[144] DOCUSIGN, INC. SEC Filing
DOCUSIGN, INC. (DOCU) Form 144 filing reports a proposed sale of 40,000 shares of common stock through Morgan Stanley Smith Barney LLC, with an aggregate market value of $2,883,600 and an approximate sale date of 10/01/2025. The shares were acquired from the issuer on 12/15/2024 as RSUs & PSUs, and the filer reports no securities sold in the prior three months. The filer also certifies that, by signing the notice, they do not possess undisclosed material adverse information about the issuer.
- Shares were acquired as RSUs & PSUs on 12/15/2024, indicating they originated from issuer compensation
- Broker is a major dealer: Morgan Stanley Smith Barney LLC is listed as the executing broker
- Proposed sale of 40,000 common shares with an aggregate market value of $2,883,600 scheduled for 10/01/2025
- Filing extract does not identify the filer by name or CIK in the provided content, limiting transparency about the selling party
Insights
TL;DR: Insider plans to sell 40,000 DOCU shares acquired as RSUs/PSUs, valued at $2.88M, via Morgan Stanley on 10/01/2025.

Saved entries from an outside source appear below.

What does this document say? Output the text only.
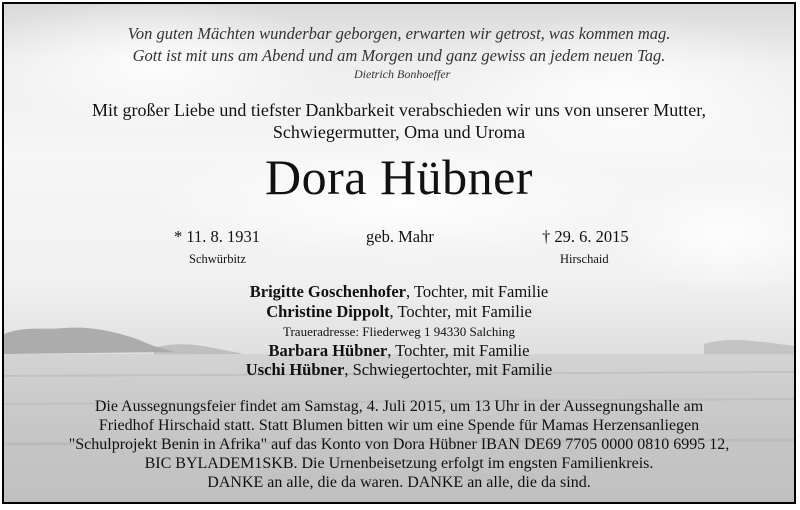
Von guten Mächten wunderbar geborgen, erwarten wir getrost, was kommen mag.
Gott ist mit uns am Abend und am Morgen und ganz gewiss an jedem neuen Tag.
Dietrich Bonhoeffer
Mit großer Liebe und tiefster Dankbarkeit verabschieden wir uns von unserer Mutter,
Schwiegermutter, Oma und Uroma
Dora Hübner
* 11. 8. 1931
Schwürbitz
geb. Mahr	† 29. 6. 2015
Hirschaid
Brigitte Goschenhofer, Tochter, mit Familie
Christine Dippolt, Tochter, mit Familie
Traueradresse: Fliederweg 1 94330 Salching
Barbara Hübner, Tochter, mit Familie
Uschi Hübner, Schwiegertochter, mit Familie
Die Aussegnungsfeier findet am Samstag, 4. Juli 2015, um 13 Uhr in der Aussegnungshalle am
Friedhof Hirschaid statt. Statt Blumen bitten wir um eine Spende für Mamas Herzensanliegen
"Schulprojekt Benin in Afrika" auf das Konto von Dora Hübner IBAN DE69 7705 0000 0810 6995 12,
BIC BYLADEM1SKB. Die Urnenbeisetzung erfolgt im engsten Familienkreis.
DANKE an alle, die da waren. DANKE an alle, die da sind.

This Form 144 provides a routine notice of a proposed sale by a person for whose account the securities were granted as restricted and performance-based awards on 12/15/2024. The filing identifies the broker and gives an aggregate value for the lot, which allows investors to quantify the size of the proposed disposition. The document contains no prior three-month disposals and no additional context about the filers identity or motivations. Materially, the filing documents a potential transfer of economic ownership that could be monetized on the open market on the stated approximate date.
TL;DR: The notice documents a scheduled insider sale of vested equity awards with standard compliance language; no governance red flags disclosed.
The Form 144 indicates the securities were acquired from the issuer as RSUs and PSUs and are to be sold through a registered broker-dealer. The filing includes the required representation that the signer does not possess undisclosed material adverse information. It lacks identifying filer details visible in this extract and provides no evidence of accelerated or unusual insider activity within the prior three months. From a governance perspective, the form appears to meet Rule 144 disclosure mechanics without additional governance concerns presented in the text.